J.R.: “The Handmaid’s Tale” is being made into a 10-part TV miniseries that will be released in 2017, 27 years after the movie adaptation of the novel. The main concerns of the book are clearly still as relevant as they were in 1990, but do you think they are relevant now in different ways?
M.A.: In 1985, when the book was published, the kind of thinking that’s built out in “The Handmaid’s Tale” was so far just ideological thinking. Now some of it has been actualized.
J.R.: “Alias Grace” and the “MaddAddam” trilogy are also being adapted for the small screen. What opportunities do streamable miniseries, as a form, create for the adaptation of novels?

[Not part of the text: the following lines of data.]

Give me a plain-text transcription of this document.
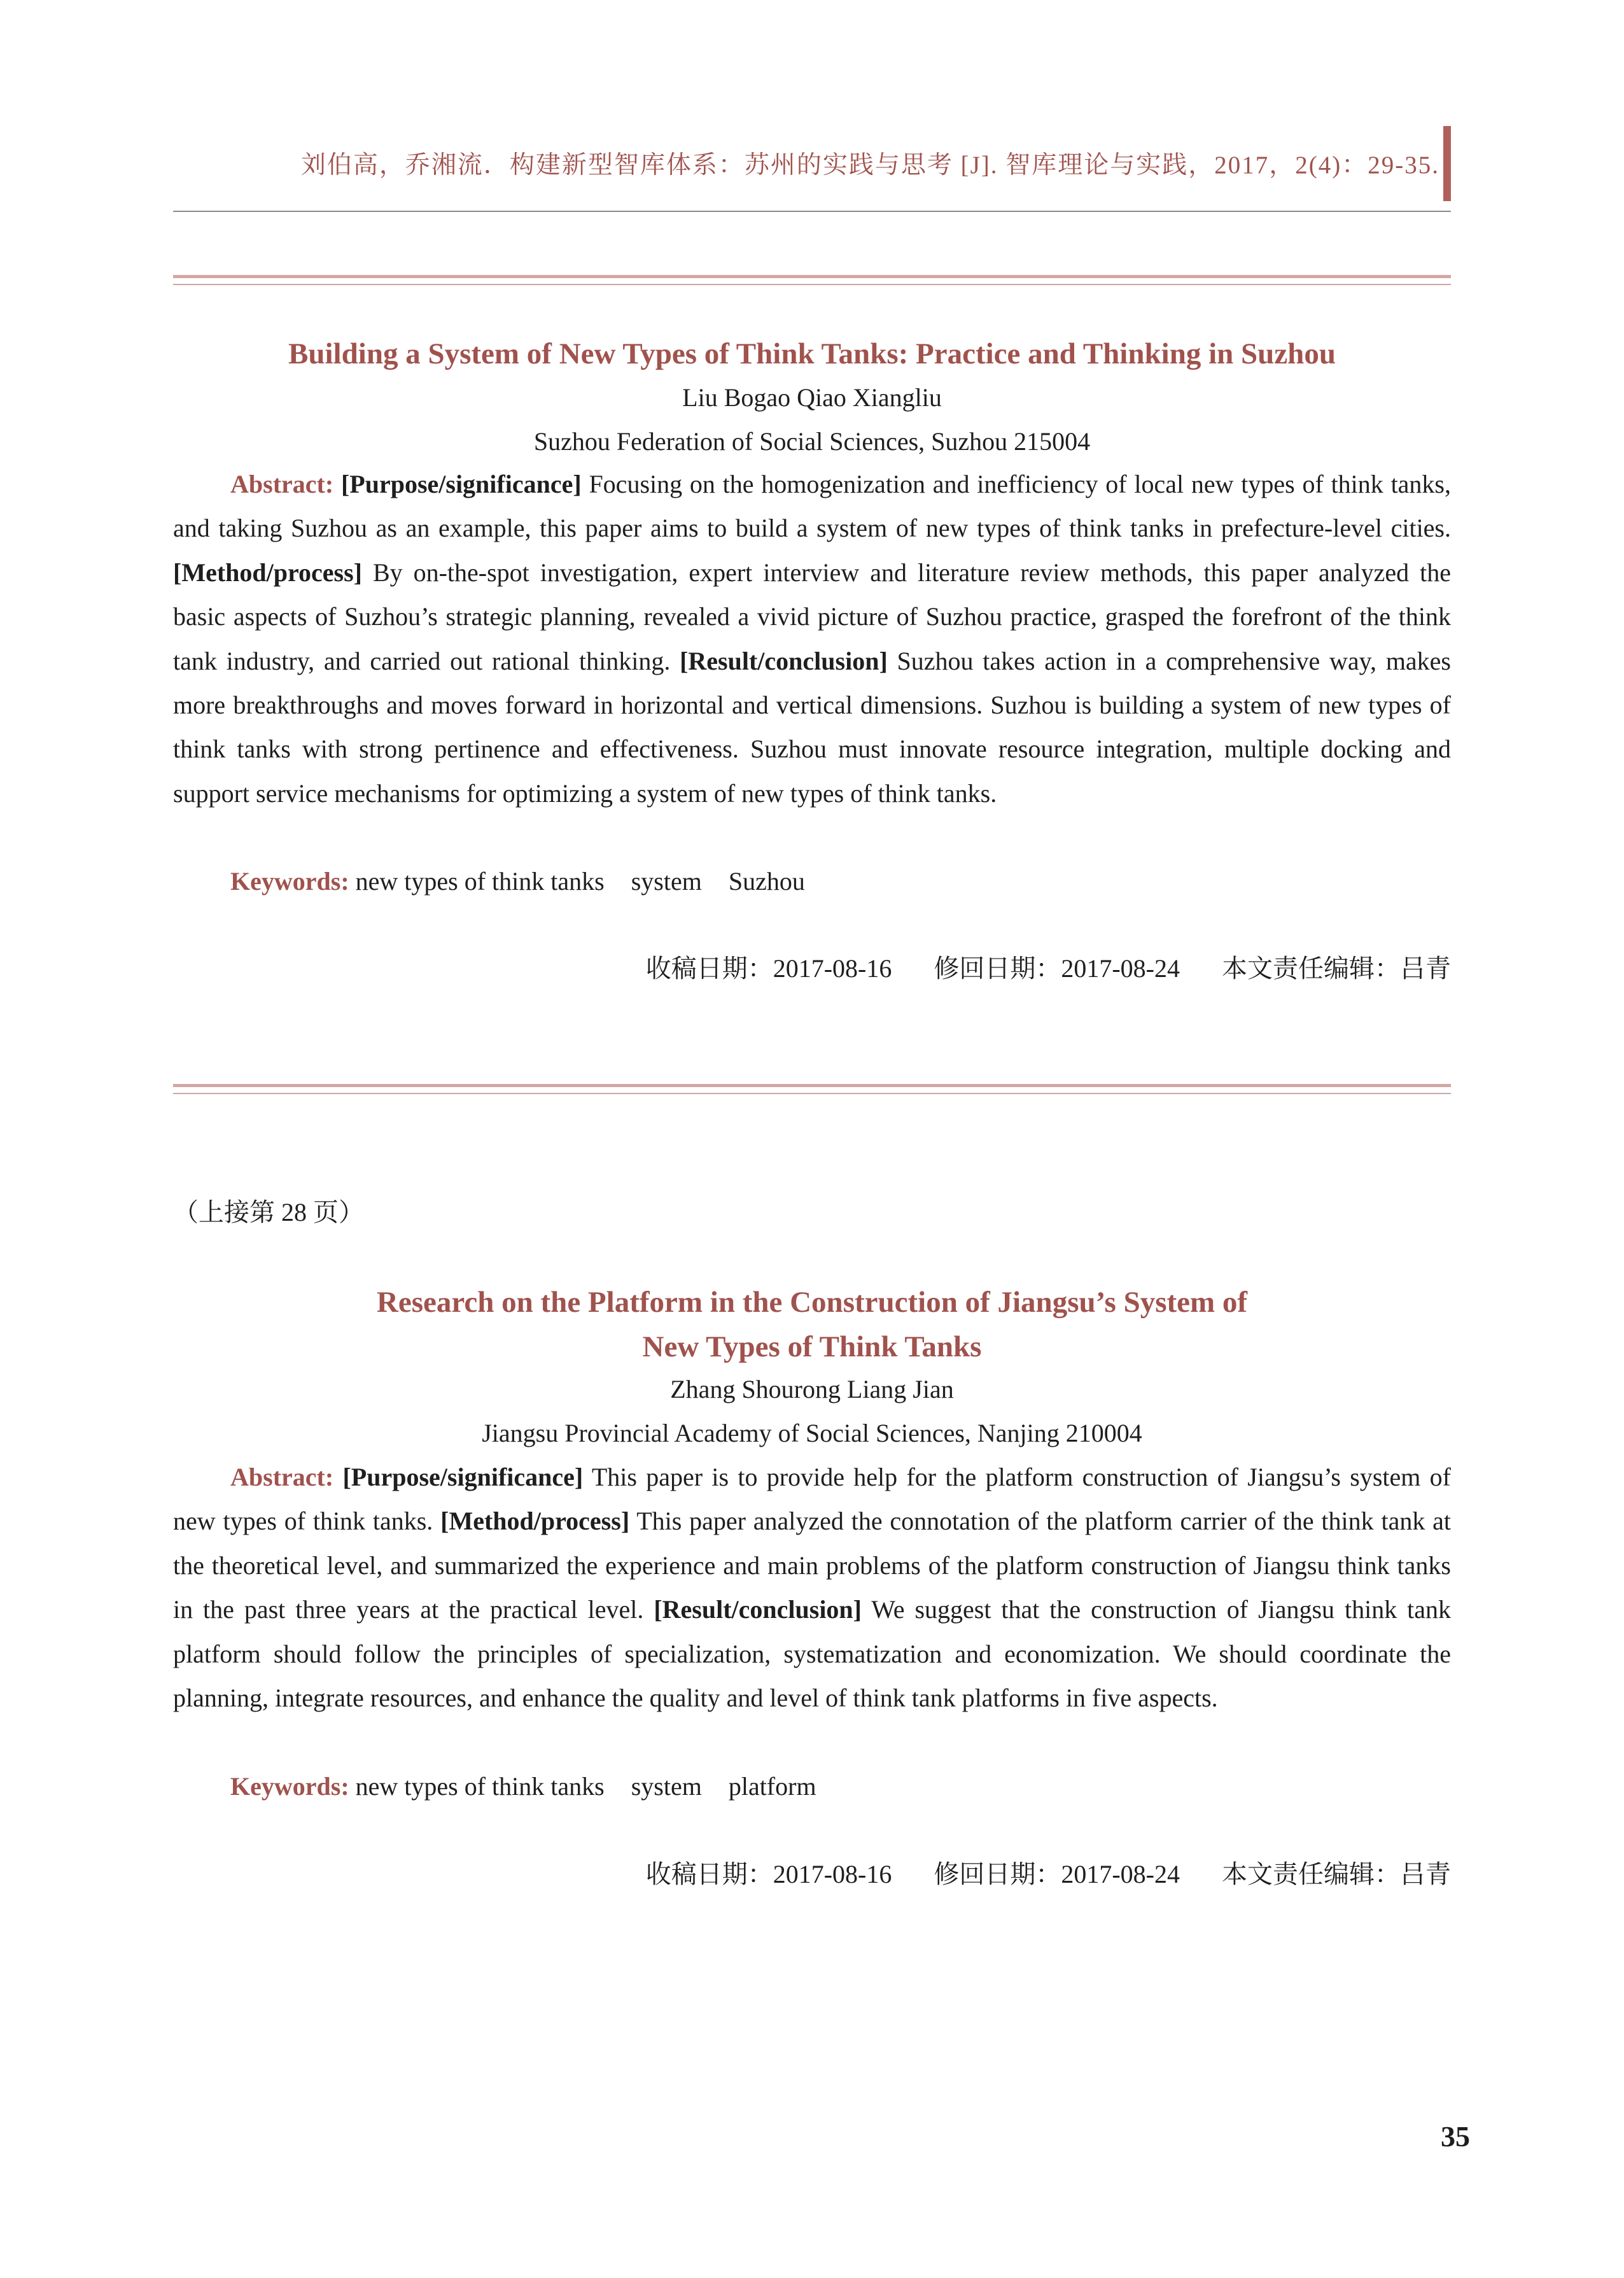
刘伯高，乔湘流．构建新型智库体系：苏州的实践与思考 [J]. 智库理论与实践，2017，2(4)：29-35.
Building a System of New Types of Think Tanks: Practice and Thinking in Suzhou
Liu Bogao Qiao Xiangliu
Suzhou Federation of Social Sciences, Suzhou 215004

Abstract: [Purpose/significance] Focusing on the homogenization and inefficiency of local new types of think tanks, and taking Suzhou as an example, this paper aims to build a system of new types of think tanks in prefecture-level cities. [Method/process] By on-the-spot investigation, expert interview and literature review methods, this paper analyzed the basic aspects of Suzhou’s strategic planning, revealed a vivid picture of Suzhou practice, grasped the forefront of the think tank industry, and carried out rational thinking. [Result/conclusion] Suzhou takes action in a comprehensive way, makes more breakthroughs and moves forward in horizontal and vertical dimensions. Suzhou is building a system of new types of think tanks with strong pertinence and effectiveness. Suzhou must innovate resource integration, multiple docking and support service mechanisms for optimizing a system of new types of think tanks.

Keywords: new types of think tanks system Suzhou
收稿日期：2017-08-16 修回日期：2017-08-24 本文责任编辑：吕青
（上接第 28 页）
Research on the Platform in the Construction of Jiangsu’s System of
New Types of Think Tanks
Zhang Shourong Liang Jian
Jiangsu Provincial Academy of Social Sciences, Nanjing 210004

Abstract: [Purpose/significance] This paper is to provide help for the platform construction of Jiangsu’s system of new types of think tanks. [Method/process] This paper analyzed the connotation of the platform carrier of the think tank at the theoretical level, and summarized the experience and main problems of the platform construction of Jiangsu think tanks in the past three years at the practical level. [Result/conclusion] We suggest that the construction of Jiangsu think tank platform should follow the principles of specialization, systematization and economization. We should coordinate the planning, integrate resources, and enhance the quality and level of think tank platforms in five aspects.

Keywords: new types of think tanks system platform
收稿日期：2017-08-16 修回日期：2017-08-24 本文责任编辑：吕青
35
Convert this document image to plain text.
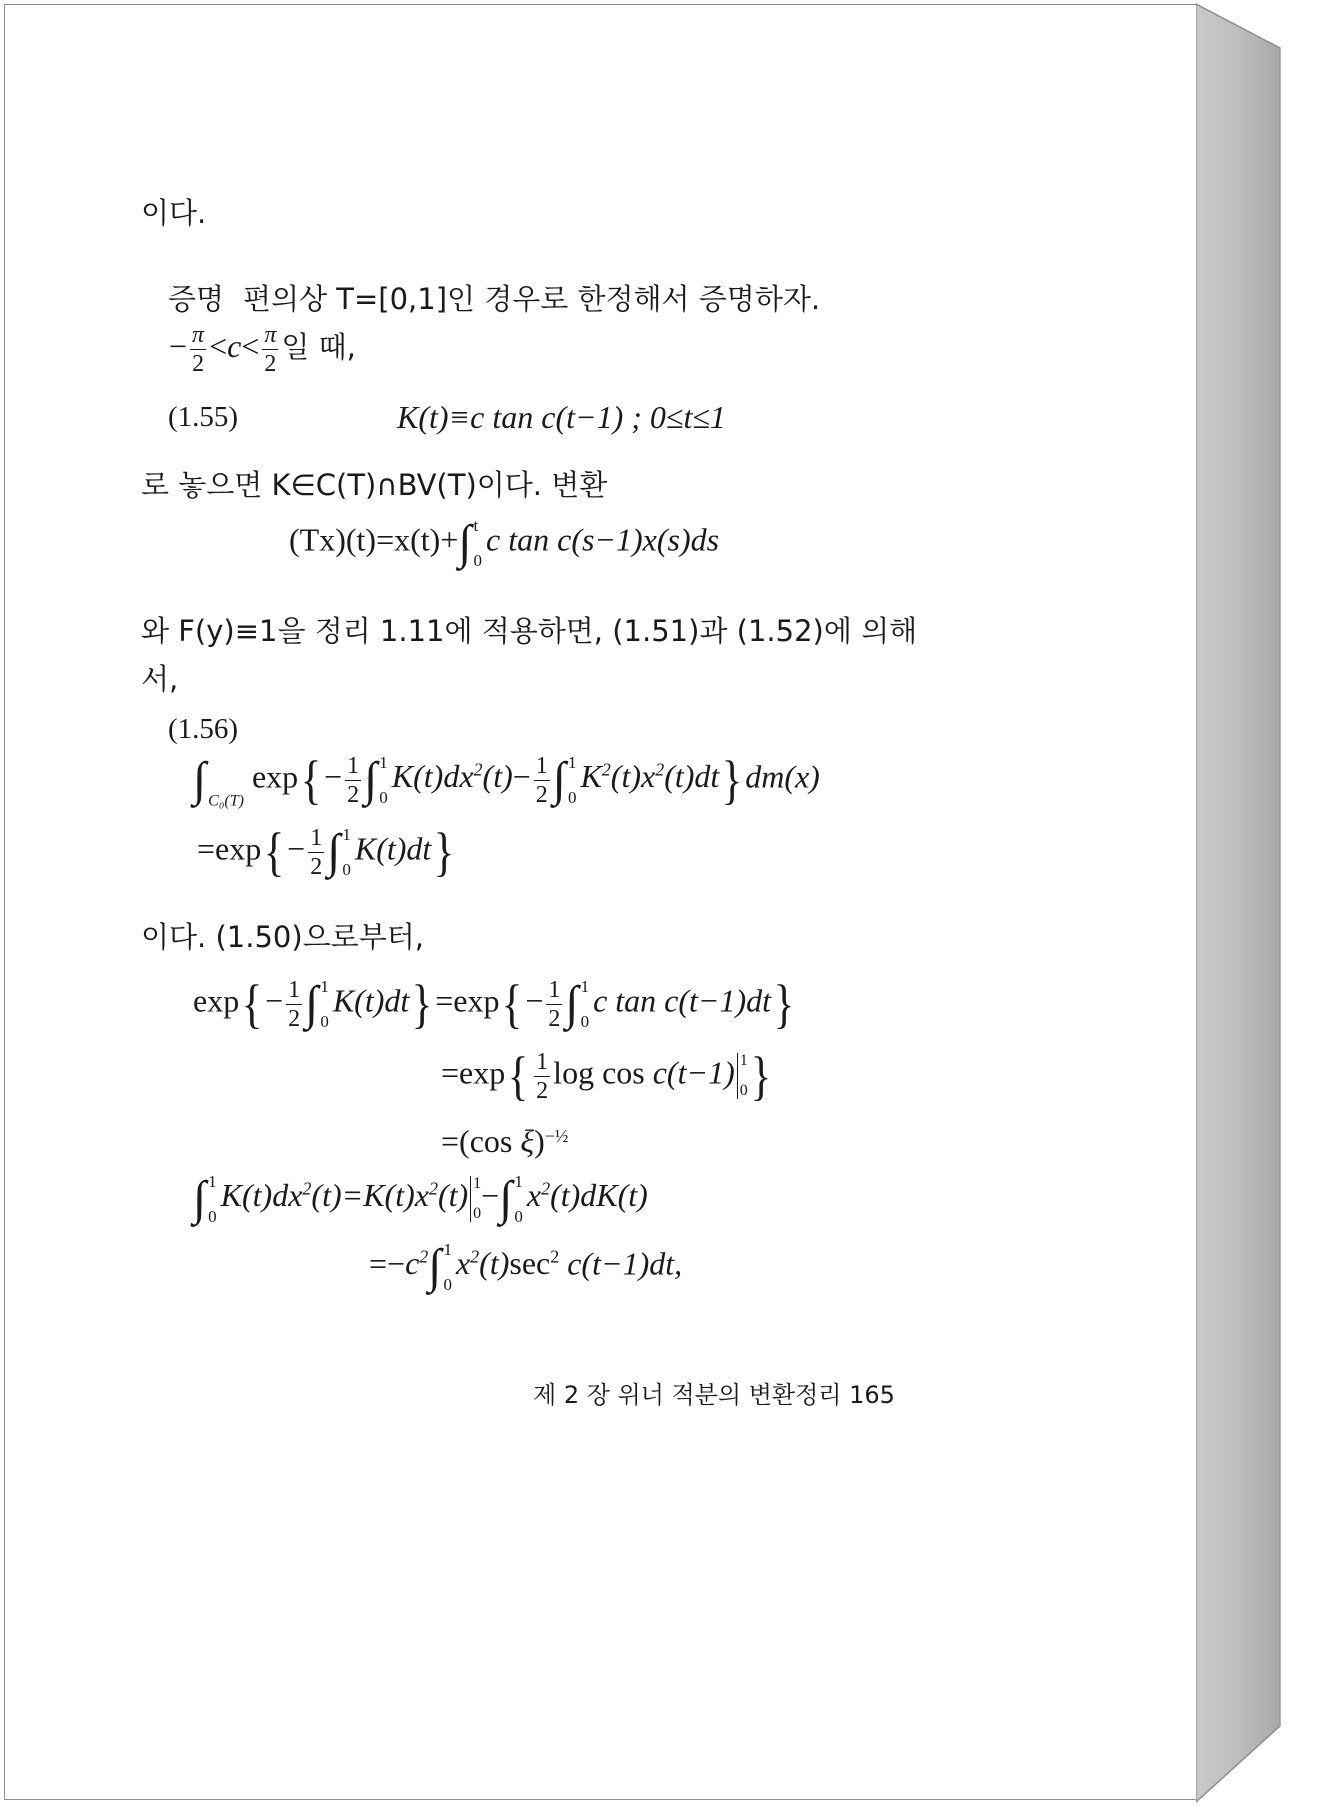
이다.
증명 편의상 T=[0,1]인 경우로 한정해서 증명하자.
− $\frac{\pi}{2} <c< \frac{\pi}{2}$ 일 때,
(1.55)	K(t)≡c tan c(t−1) ; 0≤t≤1
로 놓으면 K∈C(T)∩BV(T)이다. 변환
(Tx)(t)=x(t)+∫ t
0
c tan c(s−1)x(s)ds
와 F(y)≡1을 정리 1.11에 적용하면, (1.51)과 (1.52)에 의해
서,
(1.56)
∫ $_{C_0(T)}$ $\exp\{- \frac{1}{2}$ ∫ 1
0
$K(t)dx^2(t)- \frac{1}{2}$ ∫ 1
0
$K^2(t)x^2(t)dt\}dm(x)$
$=\exp\{- \frac{1}{2}$ ∫ 1
0
K(t)dt}
이다. (1.50)으로부터,
$\exp\{- \frac{1}{2}$ ∫ 1
0
$K(t)dt\}=\exp\{- \frac{1}{2}$ ∫ 1
0
c tan c(t−1)dt}
$=\exp\{ \frac{1}{2}$ log cos c(t−1) 1
0 }
=(cos ξ)$^{-\frac{1}{2}}$
∫ 1
0
$K(t)dx^2(t)=K(t)x^2(t)$ 1
0
−∫ 1
0
$x^2(t)dK(t)$
$=-c^2\int$ 1
0
$x^2(t)\sec^2$ c(t−1)dt,
제 2 장 위너 적분의 변환정리 165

M.A.: What I like about the form is the room that’s in it. Unless a novel is very short, it’s hard to get it all into a 90-minute space. Things get left out. With a miniseries, you can unfold the story at something more like the pace of the book. “Wolf Hall” is a really good example.
It’s not just car chases and explosions. We follow the character’s thinking, his development, his downward slide. “Breaking Bad” wouldn’t have worked nearly as well as a single-shot film.
J.R.: You often write about the darker possibilities of social control and environmental degradation, and yet you remain very funny, prolific and engaged. How is it that you maintain this balanced perspective?
M.A.: Culturally, I’m from Nova Scotia. They’re like that: gloomy, but funny. If you mean hope – it’s built into our species. Without it, why get up in the morning?